Saturday, October 15, 2011

Indoor Voices, Even Outside

One of our neighbors has this kid. A little boy who seems to think the fastest way to get what he wants is to SHOUT. He will shout about anything, no matter what it is. No matter how far from him the object of his loudness happens to be. Shouting gets it done.

"C'MERE PUPPY!"
"MOM! MOMMA! MOM! MOMMY! MOMMA!"
"I FOUND A SPIDER!"
"THE SKY IS BLUE!"

Doesn't #$^&ing matter what, he makes his point as loudly as possible at all times. Otherwise, the neighborhood children and particularly the neighborhood adults are all normal people. Aside from the occasional random squeal of a little girl and this boy's obsessive desire to shout at everything -- it's quiet around here. This is a nice place to live.

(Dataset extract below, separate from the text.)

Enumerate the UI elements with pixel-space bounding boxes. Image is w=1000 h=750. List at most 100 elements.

So I've begun to wonder, quite frequently actually, just why this child thinks that this is acceptable behavior. Who taught him that shouting was the answer to every problem big or small? Surely it couldn't be his parents. I don't hear them shouting from inside their apartment. Maybe it was a classmate at school? Perhaps he has an undiagnosed hearing problem and he shouts because he doesn't realize it?

Nope.

The mystery was solved this afternoon when, for no real reason whatsoever the father came out onto their patio and began SHOUTING for the boy from across the courtyard. Some mere 20 feet of distance between them. To make matters worse, rather than respond by going over to his father to continue their discussion, the kid just shouts his replies back at dad and this goes on for some five minutes. wtf? In what parallel universe is this acceptable behavior? Especially from a grown man?

How inconsiderate.

There is no reason to shout, let alone shout at another human being unless either they are on fire or about to catch fire. Otherwise it's completely unnecessary and rude. I'm a pretty tolerant person, but people yelling at each other isn't something I cope with well. It is one of the few things, actually, that can boil me to a rage. The second you shout at me -- the conversation is $#^@ing over. You can go sit on it and spin for all I care.

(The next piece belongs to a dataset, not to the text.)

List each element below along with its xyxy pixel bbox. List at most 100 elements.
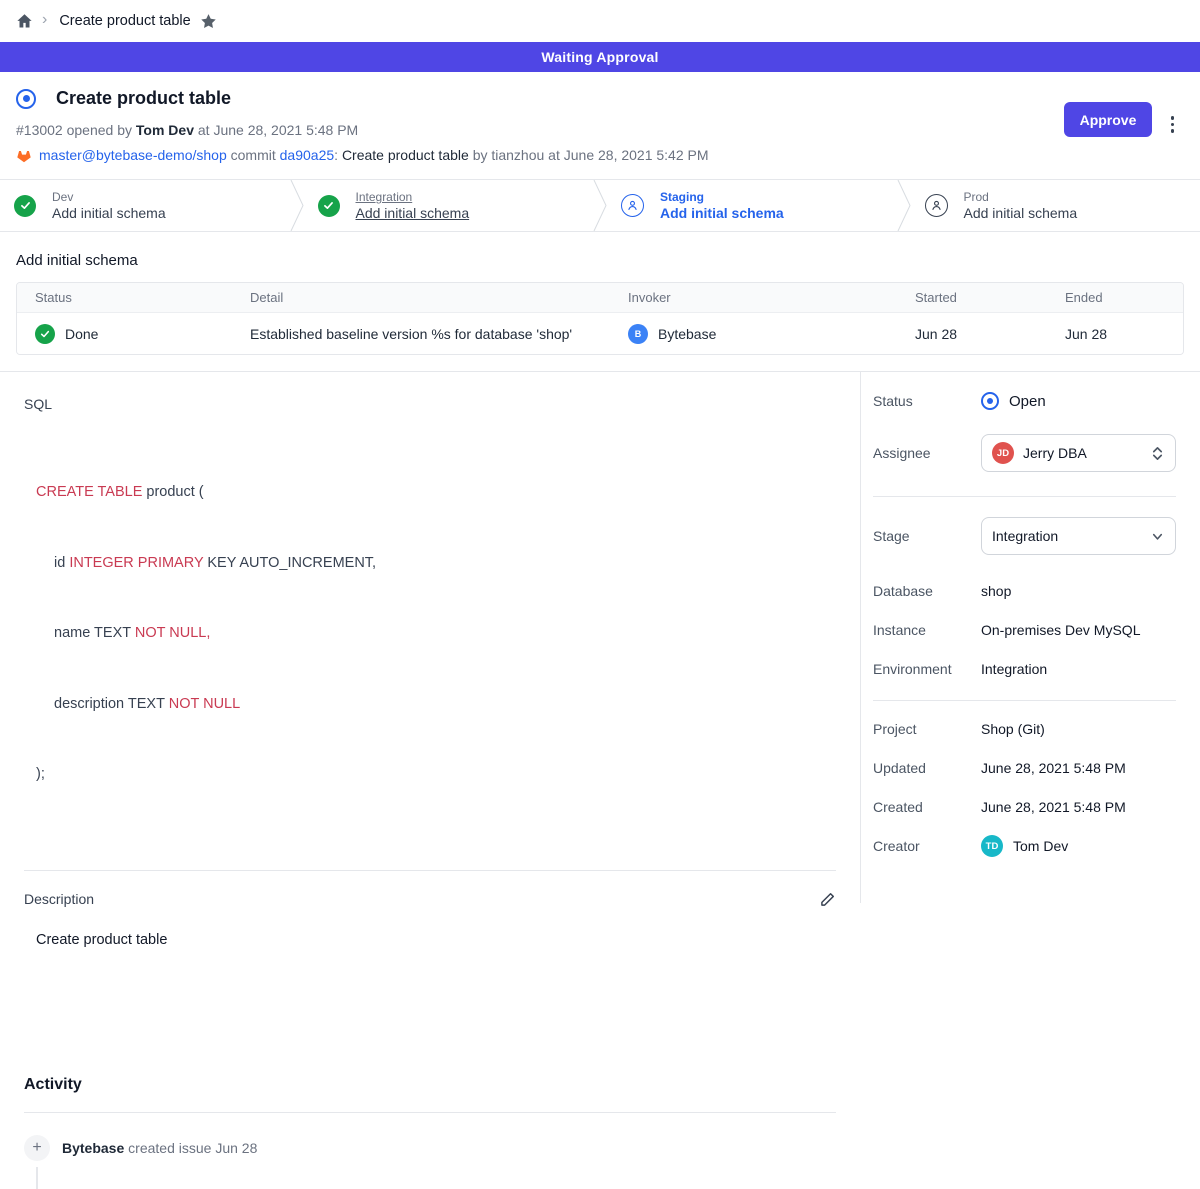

And that's really the better of two options because if I respond to you in kind, shit is hitting the fan. I might even punch you in the face, which is saying a lot because I've never really punched anyone in the face and I've been in some situations in my life where physical violence was actually a necessity to avoid being murdered. So can we all agree to use our indoor voices, please? Even if we're outside?